My latest piece at MercatorNet looks at how our fixation on Hiroshima and Nagasaki obscures the broader historical context of area attacks against civilian targets:
Our errant fixation with Hiroshima and Nagasaki is due not to the exceptional moral character of those actions, but to our limited understanding of how the war was waged in its final half-year. Opinion polls have, since 1945, asked
respondents what they would have done “if you had been the one to decide whether or not to use the atomic bomb against Japan”; in the broader context of the targeting of civilians, the question is flawed. The moral line separating combatants from non-combatants had long before been crossed, months earlier in Japan and earlier still in Europe.

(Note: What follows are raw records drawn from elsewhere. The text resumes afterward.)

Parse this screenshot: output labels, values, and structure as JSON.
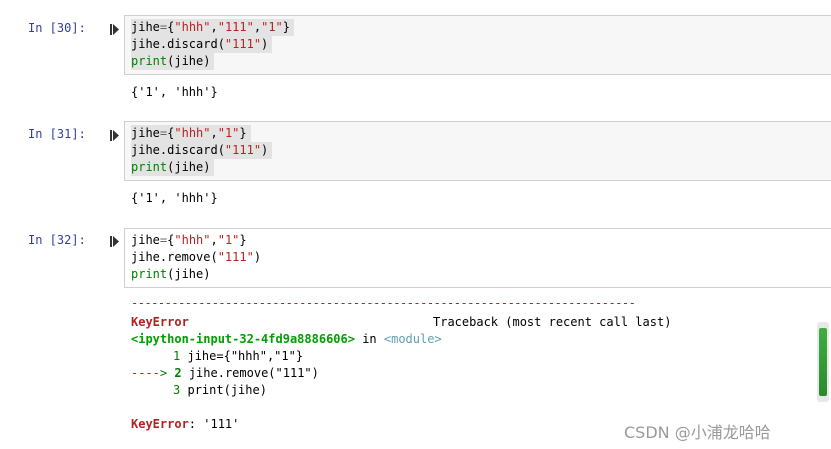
{
  "cells": [
    {
      "prompt": "In  [30]:",
      "lines": [
        [
          {
            "t": "jihe",
            "c": ""
          },
          {
            "t": "=",
            "c": "o"
          },
          {
            "t": "{",
            "c": ""
          },
          {
            "t": "\"hhh\"",
            "c": "s"
          },
          {
            "t": ",",
            "c": ""
          },
          {
            "t": "\"111\"",
            "c": "s"
          },
          {
            "t": ",",
            "c": ""
          },
          {
            "t": "\"1\"",
            "c": "s"
          },
          {
            "t": "}",
            "c": ""
          }
        ],
        [
          {
            "t": "jihe.discard(",
            "c": ""
          },
          {
            "t": "\"111\"",
            "c": "s"
          },
          {
            "t": ")",
            "c": ""
          }
        ],
        [
          {
            "t": "print",
            "c": "b"
          },
          {
            "t": "(jihe)",
            "c": ""
          }
        ]
      ],
      "output": [
        "{'1', 'hhh'}"
      ]
    },
    {
      "prompt": "In  [31]:",
      "lines": [
        [
          {
            "t": "jihe",
            "c": ""
          },
          {
            "t": "=",
            "c": "o"
          },
          {
            "t": "{",
            "c": ""
          },
          {
            "t": "\"hhh\"",
            "c": "s"
          },
          {
            "t": ",",
            "c": ""
          },
          {
            "t": "\"1\"",
            "c": "s"
          },
          {
            "t": "}",
            "c": ""
          }
        ],
        [
          {
            "t": "jihe.discard(",
            "c": ""
          },
          {
            "t": "\"111\"",
            "c": "s"
          },
          {
            "t": ")",
            "c": ""
          }
        ],
        [
          {
            "t": "print",
            "c": "b"
          },
          {
            "t": "(jihe)",
            "c": ""
          }
        ]
      ],
      "output": [
        "{'1', 'hhh'}"
      ]
    },
    {
      "prompt": "In  [32]:",
      "lines": [
        [
          {
            "t": "jihe",
            "c": ""
          },
          {
            "t": "=",
            "c": "o"
          },
          {
            "t": "{",
            "c": ""
          },
          {
            "t": "\"hhh\"",
            "c": "s"
          },
          {
            "t": ",",
            "c": ""
          },
          {
            "t": "\"1\"",
            "c": "s"
          },
          {
            "t": "}",
            "c": ""
          }
        ],
        [
          {
            "t": "jihe.remove(",
            "c": ""
          },
          {
            "t": "\"111\"",
            "c": "s"
          },
          {
            "t": ")",
            "c": ""
          }
        ],
        [
          {
            "t": "print",
            "c": "b"
          },
          {
            "t": "(jihe)",
            "c": ""
          }
        ]
      ]
    }
  ],
  "traceback": {
    "separator": "---------------------------------------------------------------------------",
    "error_name": "KeyError",
    "traceback_label": "Traceback (most recent call last)",
    "input_ref": "<ipython-input-32-4fd9a8886606>",
    "in_word": " in ",
    "module_ref": "<module>",
    "line1_no": "1",
    "line1_code": "jihe={\"hhh\",\"1\"}",
    "arrow": "---->",
    "line2_no": "2",
    "line2_code": "jihe.remove(\"111\")",
    "line3_no": "3",
    "line3_code": "print(jihe)",
    "final_error": "KeyError",
    "final_msg": ": '111'"
  },
  "watermark": "CSDN @小浦龙哈哈"
}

My very first article for MercatorNet was a piece on the bombing of Hiroshima and Nagasaki. I was convinced, and still believe, that the widespread public endorsement of the intentional killing of civilian non-combatants and subsequent justification of “doing evil that good may come” was in turn responsible for what we might call the ‘cultural revolution’ of the West: the rejection of traditional moral, social, and political order as corrupt, inhumane, and ultimately self-destructive.
I’ve since learned that criticising the bombing of Hiroshima and Nagasaki from an ethical perspective brings out some very convoluted and inconsistent arguments and conclusions from people who otherwise claim to believe in the sanctity of human life and oppose utilitarian ethical calculations.

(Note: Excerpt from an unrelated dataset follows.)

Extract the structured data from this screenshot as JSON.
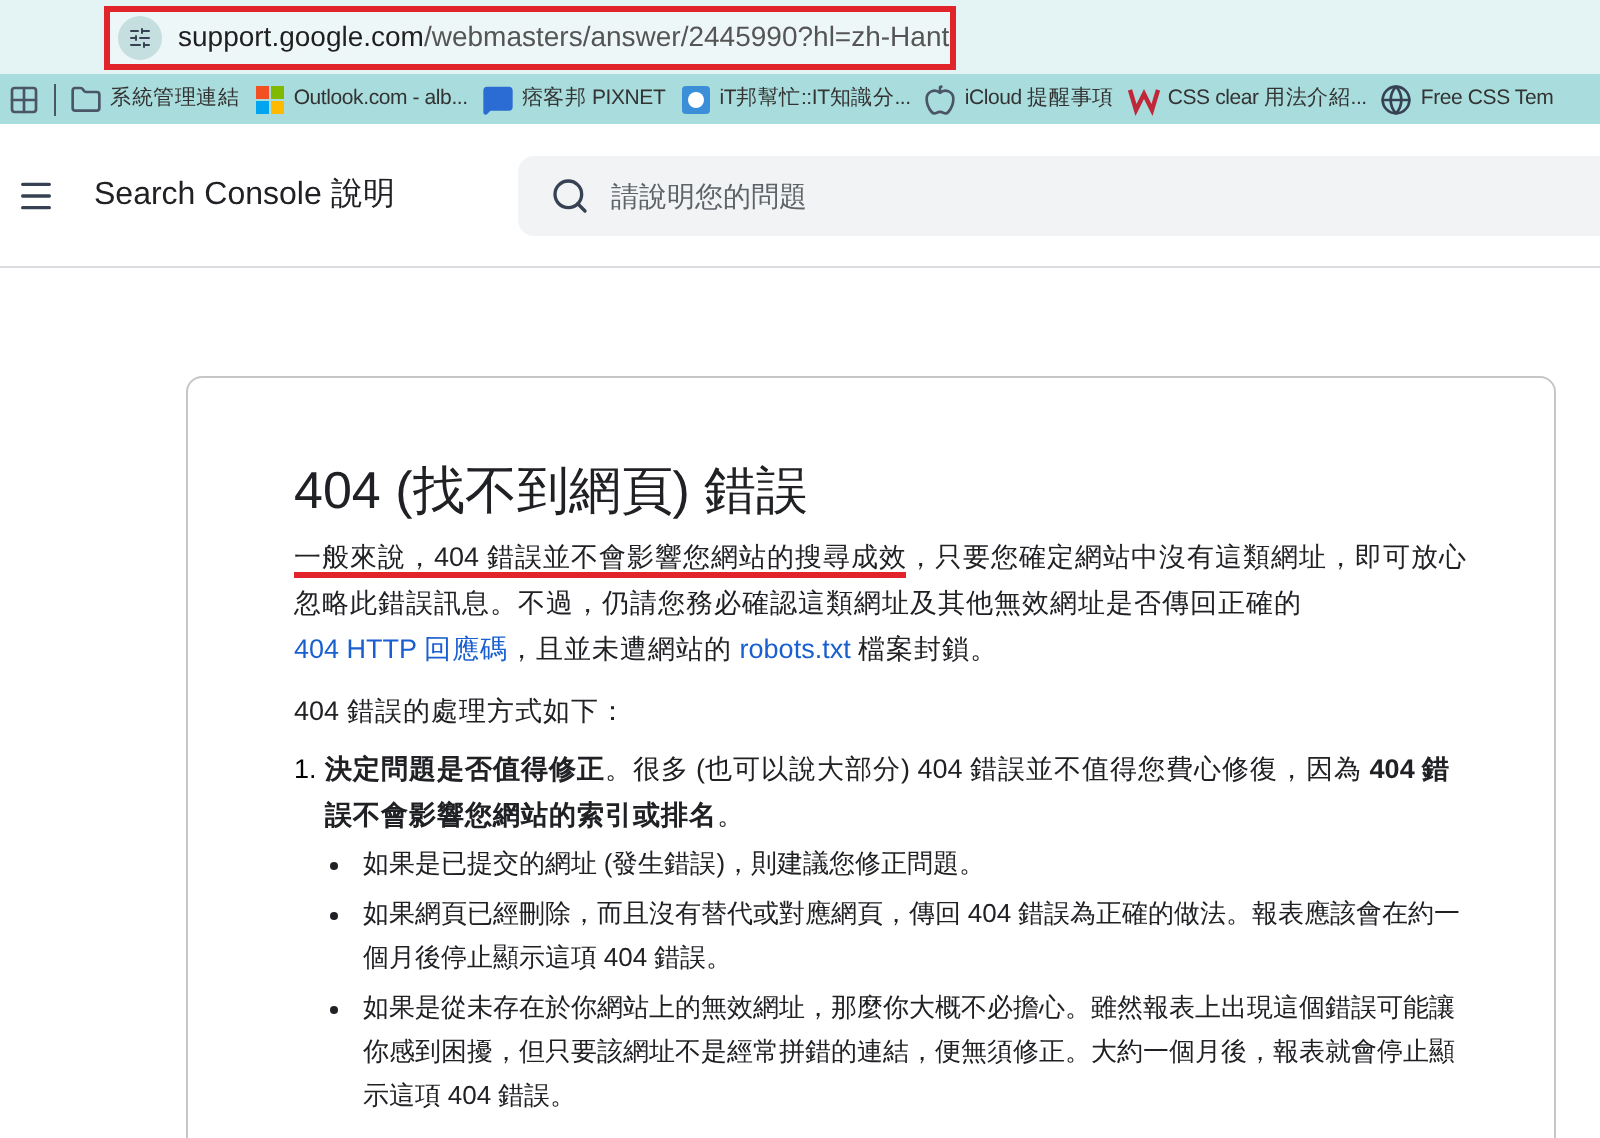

Yesterday’s anniversary of the firebombing of Tokyo is another reminder of the incoherence in our collective moral history:
The subtext of the war crimes with which we are most familiar is that they are gratuitous, unnecessary, and especially vicious; actions that make little sense from a strictly military perspective, or which do not belong in the standard array of weapons and tactics…

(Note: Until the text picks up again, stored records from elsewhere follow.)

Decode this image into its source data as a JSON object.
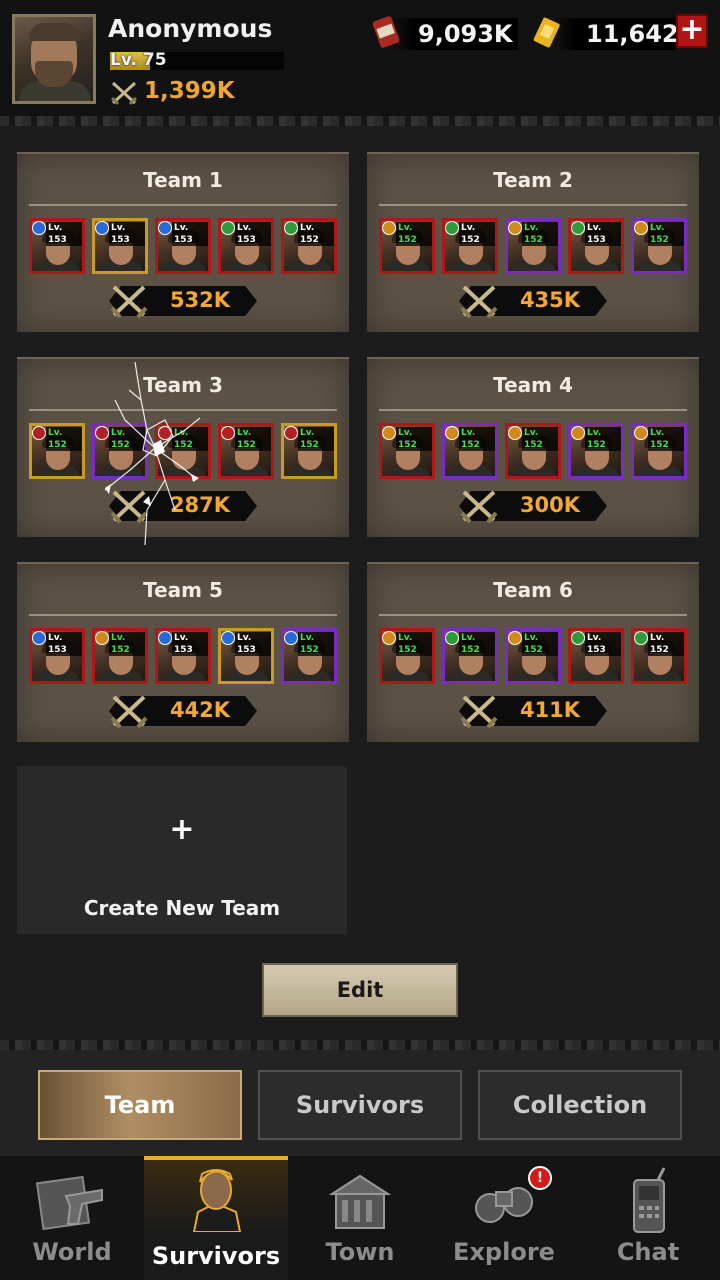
{
  "player": {
    "name": "Anonymous",
    "level": "Lv. 75",
    "level_progress": 0.23,
    "power": "1,399K"
  },
  "resources": {
    "supplies": "9,093K",
    "gold": "11,642"
  },
  "teams": [
    {
      "title": "Team 1",
      "power": "532K",
      "heroes": [
        {
          "level": "Lv. 153",
          "badge": "blue",
          "frame": "red",
          "green": false
        },
        {
          "level": "Lv. 153",
          "badge": "blue",
          "frame": "gold",
          "green": false
        },
        {
          "level": "Lv. 153",
          "badge": "blue",
          "frame": "red",
          "green": false
        },
        {
          "level": "Lv. 153",
          "badge": "green",
          "frame": "red",
          "green": false
        },
        {
          "level": "Lv. 152",
          "badge": "green",
          "frame": "red",
          "green": false
        }
      ]
    },
    {
      "title": "Team 2",
      "power": "435K",
      "heroes": [
        {
          "level": "Lv. 152",
          "badge": "orange",
          "frame": "red",
          "green": true
        },
        {
          "level": "Lv. 152",
          "badge": "green",
          "frame": "red",
          "green": false
        },
        {
          "level": "Lv. 152",
          "badge": "orange",
          "frame": "purple",
          "green": true
        },
        {
          "level": "Lv. 153",
          "badge": "green",
          "frame": "red",
          "green": false
        },
        {
          "level": "Lv. 152",
          "badge": "orange",
          "frame": "purple",
          "green": true
        }
      ]
    },
    {
      "title": "Team 3",
      "power": "287K",
      "heroes": [
        {
          "level": "Lv. 152",
          "badge": "red",
          "frame": "gold",
          "green": true
        },
        {
          "level": "Lv. 152",
          "badge": "red",
          "frame": "purple",
          "green": true
        },
        {
          "level": "Lv. 152",
          "badge": "red",
          "frame": "red",
          "green": true
        },
        {
          "level": "Lv. 152",
          "badge": "red",
          "frame": "red",
          "green": true
        },
        {
          "level": "Lv. 152",
          "badge": "red",
          "frame": "gold",
          "green": true
        }
      ]
    },
    {
      "title": "Team 4",
      "power": "300K",
      "heroes": [
        {
          "level": "Lv. 152",
          "badge": "orange",
          "frame": "red",
          "green": true
        },
        {
          "level": "Lv. 152",
          "badge": "orange",
          "frame": "purple",
          "green": true
        },
        {
          "level": "Lv. 152",
          "badge": "orange",
          "frame": "red",
          "green": true
        },
        {
          "level": "Lv. 152",
          "badge": "orange",
          "frame": "purple",
          "green": true
        },
        {
          "level": "Lv. 152",
          "badge": "orange",
          "frame": "purple",
          "green": true
        }
      ]
    },
    {
      "title": "Team 5",
      "power": "442K",
      "heroes": [
        {
          "level": "Lv. 153",
          "badge": "blue",
          "frame": "red",
          "green": false
        },
        {
          "level": "Lv. 152",
          "badge": "orange",
          "frame": "red",
          "green": true
        },
        {
          "level": "Lv. 153",
          "badge": "blue",
          "frame": "red",
          "green": false
        },
        {
          "level": "Lv. 153",
          "badge": "blue",
          "frame": "gold",
          "green": false
        },
        {
          "level": "Lv. 152",
          "badge": "blue",
          "frame": "purple",
          "green": true
        }
      ]
    },
    {
      "title": "Team 6",
      "power": "411K",
      "heroes": [
        {
          "level": "Lv. 152",
          "badge": "orange",
          "frame": "red",
          "green": true
        },
        {
          "level": "Lv. 152",
          "badge": "green",
          "frame": "purple",
          "green": true
        },
        {
          "level": "Lv. 152",
          "badge": "orange",
          "frame": "purple",
          "green": true
        },
        {
          "level": "Lv. 153",
          "badge": "green",
          "frame": "red",
          "green": false
        },
        {
          "level": "Lv. 152",
          "badge": "green",
          "frame": "red",
          "green": false
        }
      ]
    }
  ],
  "create_team": {
    "label": "Create New Team",
    "plus": "+"
  },
  "edit_label": "Edit",
  "subtabs": [
    {
      "label": "Team",
      "active": true
    },
    {
      "label": "Survivors",
      "active": false
    },
    {
      "label": "Collection",
      "active": false
    }
  ],
  "nav": [
    {
      "label": "World",
      "icon": "world-icon",
      "active": false
    },
    {
      "label": "Survivors",
      "icon": "survivors-icon",
      "active": true
    },
    {
      "label": "Town",
      "icon": "town-icon",
      "active": false
    },
    {
      "label": "Explore",
      "icon": "explore-icon",
      "active": false
    },
    {
      "label": "Chat",
      "icon": "chat-icon",
      "active": false
    }
  ],
  "explore_alert": "!",
  "colors": {
    "accent_gold": "#f3a836",
    "frame_red": "#b01818",
    "frame_gold": "#c89a28",
    "frame_purple": "#7a2cc2"
  }
}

But these types of cases are by no means the sum total of war crimes or of just war theorising, it just seems that way because our attention is fixed on the examples of war crime that are easiest to identify and which we are most comfortable repudiating. We can pick the obvious acts of opportunism and gratuitous violence, but we lose our certainty in the harder cases, as the line between legitimate act of war and war crime becomes blurred. Yet it is our ignorance – sometimes our wilful ignorance – of the rules of war and just war theory that leaves these lines more blurred than they ought to be.